Dai migranti ai giovani. È stato il lavoro nella ripresa al mattino con le riflessioni sulla Pastorale giovanile e l’Odl introdotti dal vescovo delegato, monsignor Maurizio Gervasoni, e dal responsabile nazionale della pastorale giovanile, don Michele Falabretti, accompagnato dall’Incaricato regionale, don Stefano Guidi. Anche qui si fa notare che la pandemia ha obbligato tutti a lavorare in modo nuovo e si apprezza il contributo prezioso della Consulta regionale di pastorale giovanile. La pandemia ha funzionato da acceleratore mettendo in evidenza quanto già si intuiva e cioè che i giovani, soprattutto oggi, hanno più paura del futuro perché vivono molte relazioni sospese e fragili e hanno grande bisogno di dare senso alla vita.

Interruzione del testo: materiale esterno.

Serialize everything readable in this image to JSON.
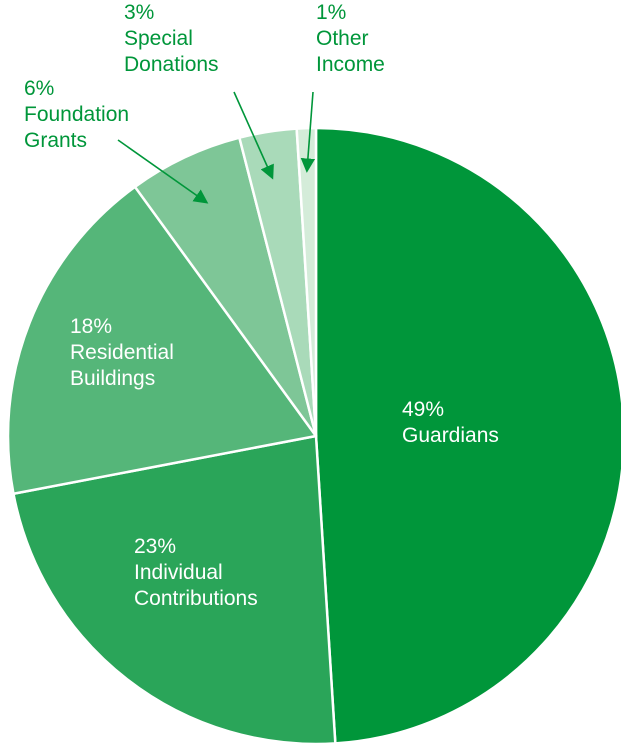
{
  "chart_data": {
    "type": "pie",
    "slices": [
      {
        "pct": "49%",
        "name": [
          "Guardians"
        ],
        "value": 49,
        "color": "#00963a",
        "text_color": "#ffffff",
        "outside": false
      },
      {
        "pct": "23%",
        "name": [
          "Individual",
          "Contributions"
        ],
        "value": 23,
        "color": "#2aa559",
        "text_color": "#ffffff",
        "outside": false
      },
      {
        "pct": "18%",
        "name": [
          "Residential",
          "Buildings"
        ],
        "value": 18,
        "color": "#55b679",
        "text_color": "#ffffff",
        "outside": false
      },
      {
        "pct": "6%",
        "name": [
          "Foundation",
          "Grants"
        ],
        "value": 6,
        "color": "#7ec697",
        "text_color": "#00963a",
        "outside": true
      },
      {
        "pct": "3%",
        "name": [
          "Special",
          "Donations"
        ],
        "value": 3,
        "color": "#a9dab9",
        "text_color": "#00963a",
        "outside": true
      },
      {
        "pct": "1%",
        "name": [
          "Other",
          "Income"
        ],
        "value": 1,
        "color": "#d4ecd9",
        "text_color": "#00963a",
        "outside": true
      }
    ],
    "arrow_color": "#00963a"
  }
}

Questa la sfida oggi della pastorale giovanile e degli oratori impegnati a individuare la nuova situazione ecclesiale alla luce del recente Sinodo dei giovani e dell’assemblea di Firenze. Per questo si pensa di avviare un cammino sinodale regionale la cui prima tappa prevede un incontro dei giovani con i vescovi.

A seguire un incontro del “Sovvenire”, durante il quale il vescovo delegato, monsignor Giuseppe Merisi, ha presentato il nuovo incaricato nazionale, dottor Massimo Monzio Compagnoni, accompagnato dal delegato regionale dottor Attilio Marazzi. Una disanima seria degli scenari dell’8 per mille e delle offerte deducibili senza nascondere le criticità che si fanno evidenti. E, insieme ad altre questioni più amministrative, alcune nomine: fra queste la presidenza della Fondazione San Bernardino, dove è stato riconfermato il dottor Luciano Gualzetti, e l’Incaricato regionale della pastorale della salute, dott. Giovanni Paganini. Due giorni intensi per un cammino nel quale ci si fida dello Spirito.